AhpC shows a susceptibility to inactivation by hydrogen peroxide and ethyl hydroperoxide, but not to t-butyl hydroperoxide and cumene hydroperoxide. NADPH oxidation was measured (by monitoring loss of 340-nm absorbance) at 25°C in the presence of 50 mM Hepes-NaOH, pH 7.0, with 1 mM EDTA and 0.1 M ammonium sulfate, and with 80 nM Trx reductase, 2.5 μM Trx, 6 μM AhpC and ethyl hydroperoxide (A) at 0 mM (●), 1 mM (■), 5 mM (□), 10 mM (▴), and 30 mM (◇). The same conditions were used to examine overoxidation with t-butyl hydroperoxide (B), except that concentrations of this substrate were at 0 mM (●), 2 mM (▾), 10 mM (▵), 20 mM (◆), and 60 mM (○).
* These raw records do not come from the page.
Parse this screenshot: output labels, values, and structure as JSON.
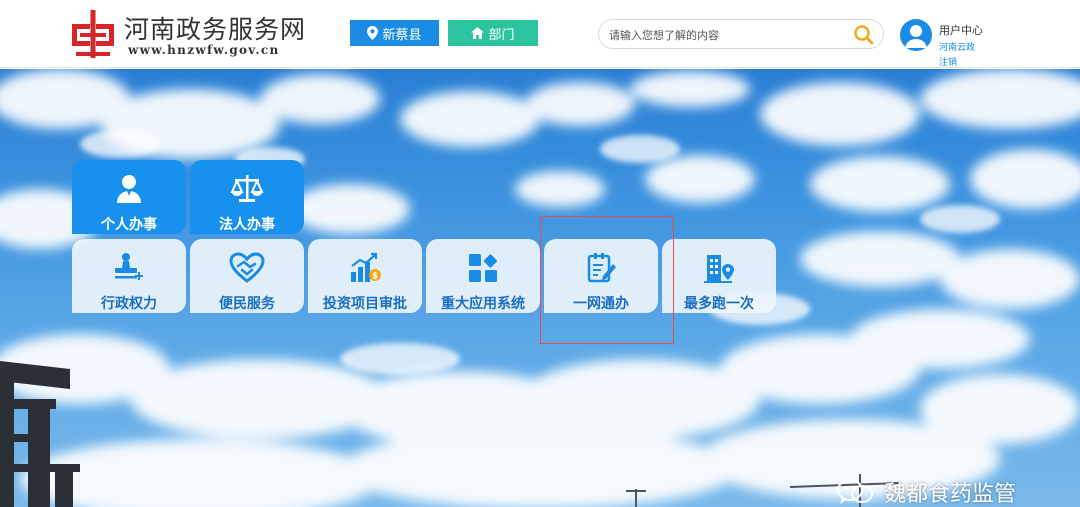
{
  "header": {
    "site_title": "河南政务服务网",
    "site_url": "www.hnzwfw.gov.cn",
    "region_button": "新蔡县",
    "dept_button": "部门",
    "search_placeholder": "请输入您想了解的内容",
    "user_center": "用户中心",
    "user_name": "河南云政",
    "logout": "注销"
  },
  "tiles_primary": [
    {
      "label": "个人办事",
      "icon": "person-icon"
    },
    {
      "label": "法人办事",
      "icon": "scales-icon"
    }
  ],
  "tiles_secondary": [
    {
      "label": "行政权力",
      "icon": "stamp-icon"
    },
    {
      "label": "便民服务",
      "icon": "handshake-heart-icon"
    },
    {
      "label": "投资项目审批",
      "icon": "growth-chart-icon"
    },
    {
      "label": "重大应用系统",
      "icon": "apps-grid-icon"
    },
    {
      "label": "一网通办",
      "icon": "edit-document-icon"
    },
    {
      "label": "最多跑一次",
      "icon": "building-location-icon"
    }
  ],
  "watermark": "魏都食药监管",
  "colors": {
    "primary_blue": "#1891ee",
    "button_blue": "#1a8ce6",
    "button_green": "#2bc49e",
    "logo_red": "#d8252a",
    "highlight_red": "#e05050"
  }
}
Results with hydrogen peroxide were very similar to those with ethyl hydroperoxide (A), whereas results with cumene hydroperoxide were quite similar to those with t-butyl hydroperoxide (B), except for issues with lower solubility and DMSO effects in the latter case.

Fig. 5.

HPLC profile of the separation of reduced and oxidized forms of StAhpC and E. coli Grx1. Reduced and oxidized AhpC and Grx1 (each at 50 μM) were allowed to equilibrate for 6 h at room temperature in 100 mM potassium phosphate, pH 7.0, with 1 mM EDTA. The protein mixtures were quenched with phosphoric acid and immediately separated by HPLC as described in Experimental Procedures. The red trace illustrates the mixture after oxidized Grx1 was equilibrated with reduced AhpC and is labeled to show where the redox forms of each of the proteins elute. The blue, dotted trace is displaced by 5 min and 0.05 absorbance units and shows the mixture after reduced Grx1 was equilibrated with oxidized AhpC.